14-9. Back in the good old days, virtually all mosquitoes were killed by DDT. Nowadays, most mosquitos are resistant to the insecticide. If we stop using DDT today and wait 10 years it is likely most mosquitos will again be sensitive.
A. How did the mosquitoes become resistant?
B. Why will they probably be sensitive 10 years from now?
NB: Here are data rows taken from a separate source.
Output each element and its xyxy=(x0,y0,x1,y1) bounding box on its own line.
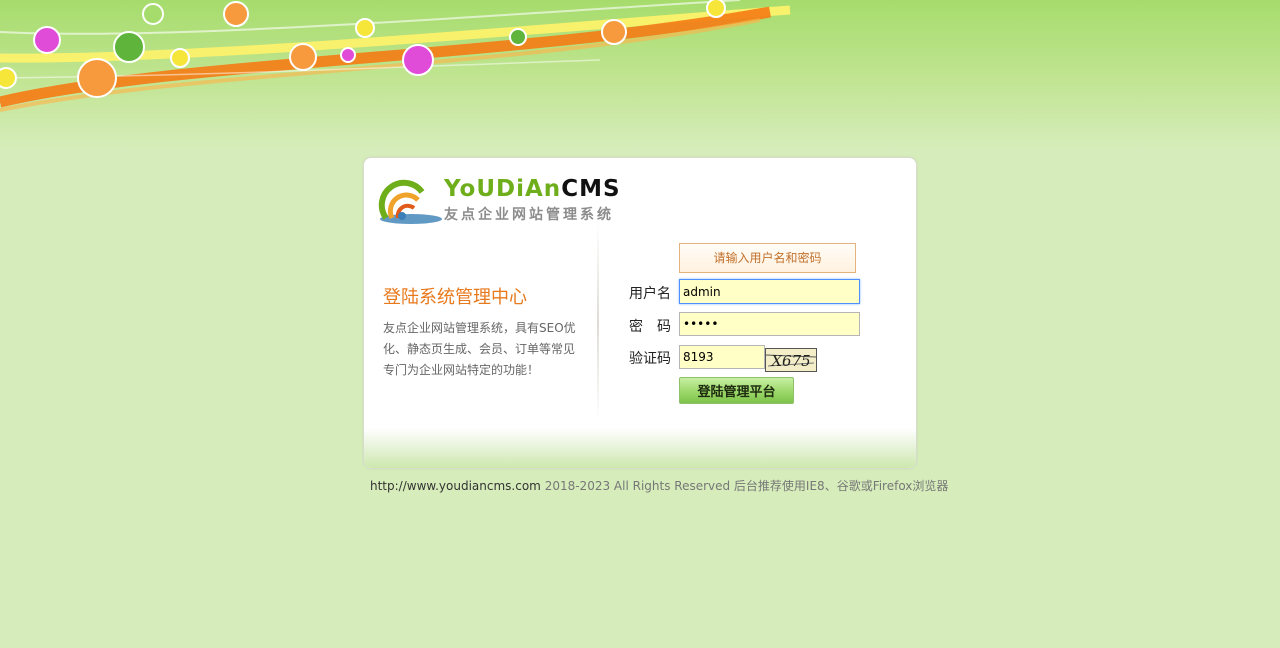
captcha-input[interactable] xyxy=(679,345,765,369)
login-card: YoUDiAnCMS 友点企业网站管理系统 登陆系统管理中心 友点企业网站管理系… xyxy=(363,157,917,469)
footer-url[interactable]: http://www.youdiancms.com xyxy=(370,479,541,493)
captcha-label: 验证码 xyxy=(629,351,671,367)
header-decoration xyxy=(0,0,791,112)
logo-subtitle: 友点企业网站管理系统 xyxy=(444,207,614,223)
logo-word-cms: CMS xyxy=(561,176,621,202)
login-hint: 请输入用户名和密码 xyxy=(679,243,856,273)
captcha-text: X675 xyxy=(770,352,810,370)
captcha-image[interactable]: X675 xyxy=(765,348,817,372)
logo-wordmark: YoUDiAnCMS 友点企业网站管理系统 xyxy=(444,178,621,224)
logo-icon xyxy=(378,179,442,224)
password-label: 密 码 xyxy=(629,319,671,335)
logo-word-dian: DiAn xyxy=(496,176,562,202)
card-footer-band xyxy=(364,428,916,468)
footer-copyright: 2018-2023 All Rights Reserved 后台推荐使用IE8、… xyxy=(544,479,949,493)
logo-word-you: YoU xyxy=(444,176,497,202)
username-input[interactable] xyxy=(679,279,860,304)
password-input[interactable] xyxy=(679,312,860,336)
login-submit-button[interactable]: 登陆管理平台 xyxy=(679,377,794,404)
vertical-divider xyxy=(597,223,599,423)
intro-title: 登陆系统管理中心 xyxy=(383,287,527,308)
username-label: 用户名 xyxy=(629,286,671,302)
footer: http://www.youdiancms.com 2018-2023 All … xyxy=(370,477,948,494)
intro-description: 友点企业网站管理系统，具有SEO优化、静态页生成、会员、订单等常见专门为企业网站… xyxy=(383,321,576,377)
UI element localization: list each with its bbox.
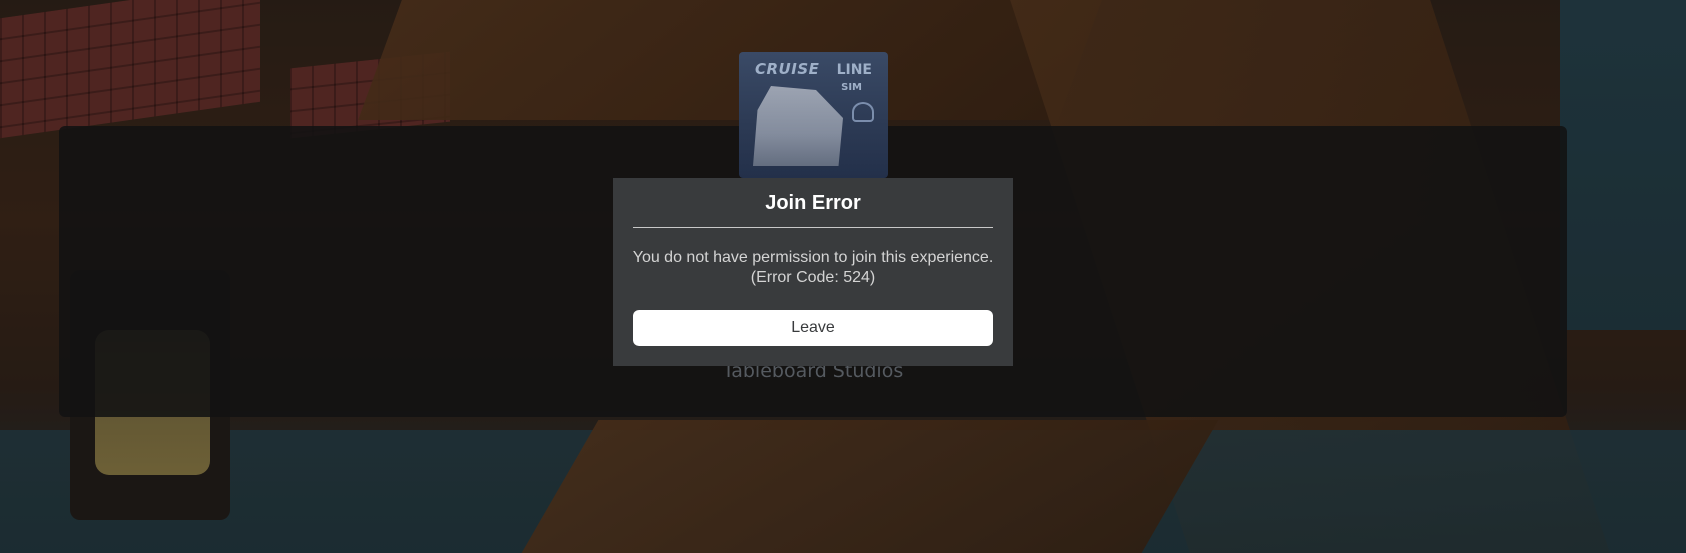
thumbnail-title: CRUISE	[755, 60, 820, 78]
leave-button[interactable]: Leave	[633, 310, 993, 346]
dialog-message: You do not have permission to join this …	[629, 248, 997, 288]
crown-logo-icon	[852, 102, 874, 122]
error-dialog: Join Error You do not have permission to…	[613, 178, 1013, 366]
message-line-2: (Error Code: 524)	[750, 269, 876, 286]
dialog-title: Join Error	[765, 192, 861, 214]
thumbnail-subtitle: SIM	[841, 82, 862, 93]
message-line-1: You do not have permission to join this …	[632, 249, 994, 266]
dialog-divider	[633, 227, 993, 228]
ship-image	[753, 86, 843, 166]
game-thumbnail: CRUISE LINE SIM	[739, 52, 888, 178]
thumbnail-title-2: LINE	[836, 62, 872, 78]
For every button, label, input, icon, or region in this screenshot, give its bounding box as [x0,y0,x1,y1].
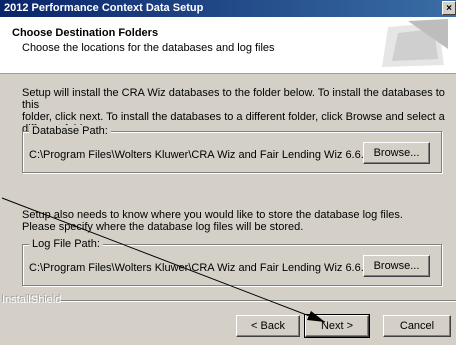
cancel-button[interactable]: Cancel [383,315,451,337]
log-file-path-value: C:\Program Files\Wolters Kluwer\CRA Wiz … [29,262,370,274]
installshield-brand: InstallShield [2,294,62,306]
log-file-path-legend: Log File Path: [29,238,103,250]
title-bar: 2012 Performance Context Data Setup × [0,0,456,17]
log-intro-text: Setup also needs to know where you would… [22,209,403,233]
database-path-legend: Database Path: [29,125,111,137]
intro-line: folder, click next. To install the datab… [22,111,445,123]
wizard-header: Choose Destination Folders Choose the lo… [0,17,456,74]
window-title: 2012 Performance Context Data Setup [4,2,204,14]
database-browse-button[interactable]: Browse... [363,142,430,164]
setup-window: 2012 Performance Context Data Setup × Ch… [0,0,456,345]
next-button[interactable]: Next > [304,314,370,338]
page-subtitle: Choose the locations for the databases a… [22,42,275,54]
wizard-body: Setup will install the CRA Wiz databases… [0,74,456,345]
back-button[interactable]: < Back [236,315,300,337]
close-button[interactable]: × [442,1,456,15]
log-file-path-group: Log File Path: C:\Program Files\Wolters … [22,238,442,286]
log-intro-line: Please specify where the database log fi… [22,221,304,233]
log-intro-line: Setup also needs to know where you would… [22,209,403,221]
database-path-group: Database Path: C:\Program Files\Wolters … [22,125,442,173]
intro-line: Setup will install the CRA Wiz databases… [22,87,445,111]
log-browse-button[interactable]: Browse... [363,255,430,277]
header-graphic-icon [382,19,448,67]
footer-separator [60,300,456,302]
page-title: Choose Destination Folders [12,27,159,39]
database-path-value: C:\Program Files\Wolters Kluwer\CRA Wiz … [29,149,370,161]
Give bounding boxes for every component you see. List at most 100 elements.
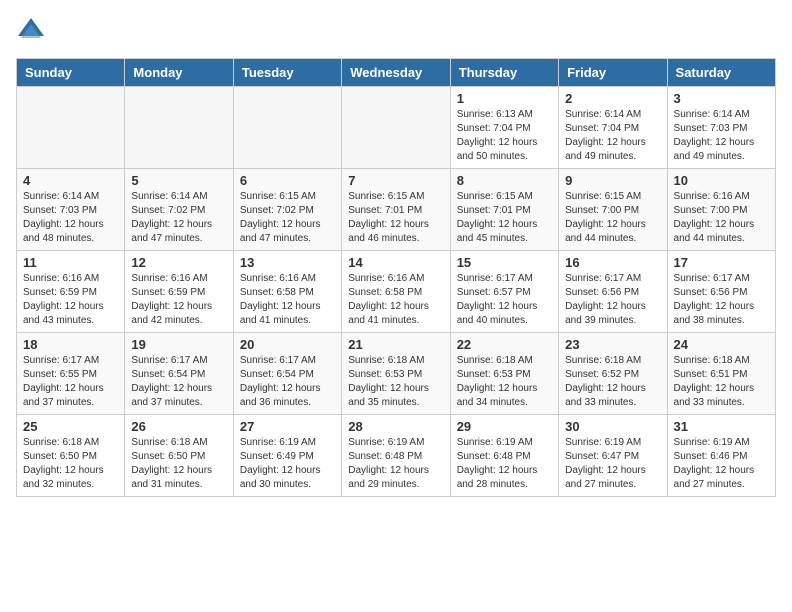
day-number: 25	[23, 419, 118, 434]
day-number: 21	[348, 337, 443, 352]
day-cell: 6Sunrise: 6:15 AMSunset: 7:02 PMDaylight…	[233, 169, 341, 251]
day-cell: 24 Sunrise: 6:18 AMSunset: 6:51 PMDayligh…	[667, 333, 775, 415]
day-number: 31	[674, 419, 769, 434]
day-info: Sunrise: 6:18 AMSunset: 6:51 PMDaylight:…	[674, 354, 769, 410]
day-info: Sunrise: 6:17 AMSunset: 6:57 PMDaylight:…	[457, 272, 552, 328]
weekday-header-friday: Friday	[559, 59, 667, 87]
day-cell: 18Sunrise: 6:17 AMSunset: 6:55 PMDayligh…	[17, 333, 125, 415]
weekday-header-sunday: Sunday	[17, 59, 125, 87]
day-number: 26	[131, 419, 226, 434]
day-cell: 5 Sunrise: 6:14 AMSunset: 7:02 PMDaylight…	[125, 169, 233, 251]
day-info: Sunrise: 6:16 AMSunset: 6:58 PMDaylight:…	[240, 272, 335, 328]
day-cell	[17, 87, 125, 169]
day-number: 9	[565, 173, 660, 188]
day-cell: 7 Sunrise: 6:15 AMSunset: 7:01 PMDaylight…	[342, 169, 450, 251]
day-info: Sunrise: 6:16 AMSunset: 6:59 PMDaylight:…	[23, 272, 118, 328]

14-10. The order of genes on the Y chromosome was figured out a few years ago. In an article reporting the arrangement of genes on the Y chromosome, a researcher is quoted as saying "This is the first glimpse we have had that the human genome was thrown together with some forethought." I assume (hope?) the researcher meant it looks like it was thrown together with some forethought. Why, according to the theory of evolution by natural selection, should the genome appear to be "thrown together with some forethought" if it really got that way as a result of random mutations?
14-11. Enzyme X is an essential enzyme containing 1 polypeptide 100 amino acids long. You can isolate enzyme X from 10 different species of bacteria and compare the amino acid sequences. You find that amino acids 14-49 are the same in all 10 species, but the remaining amino acids vary from one species to the next.
A. Why are amino acids 14-49 always the same? (Is there selection or no mutation or what?)
B. Suppose you can sequence the part of the DNA coding for amino acids 14-49 in all 10 bacterial strains. Will the DNA sequences be identical?
14-12. You have 2 alleles of the same gene. You compare the proteins made by the two different alleles, then you compare the 2 DNA's of the two alleles themselves and finally you compare the cDNA's derived from the mRNA's made by the two different alleles.
The proteins coded for by the two alleles are very similar -- about 1% of the amino acids are different and the proteins are the same length. The cDNA's are less similar than the two proteins -- about 5% of the bases are different. If you compare the two alleles, they are even less similar -- about 15% of the bases are different.
The differences in the cDNA's are spread out, but many (although not all) of the differences are found in positions along the chain that are multiples of 3 bases apart, say at position 152, 167, 170, 290 etc. The differences in the genes are not spread out evenly -- some sections have lots of differences and some have only a few.
A. Why are the cDNA sequences more different than the protein (amino acid) differences, and why is there a pattern to where the variation occurs?
B. Why are the genes more different than the cDNA's?
C. If you measure the mistakes made by DNA polymerase in a test tube, the enzyme makes mistakes at random and any base is equally likely to be altered. Why do differences tend to cluster in certain areas of the cDNA or genes (since DNA polymerase makes mistakes all over)?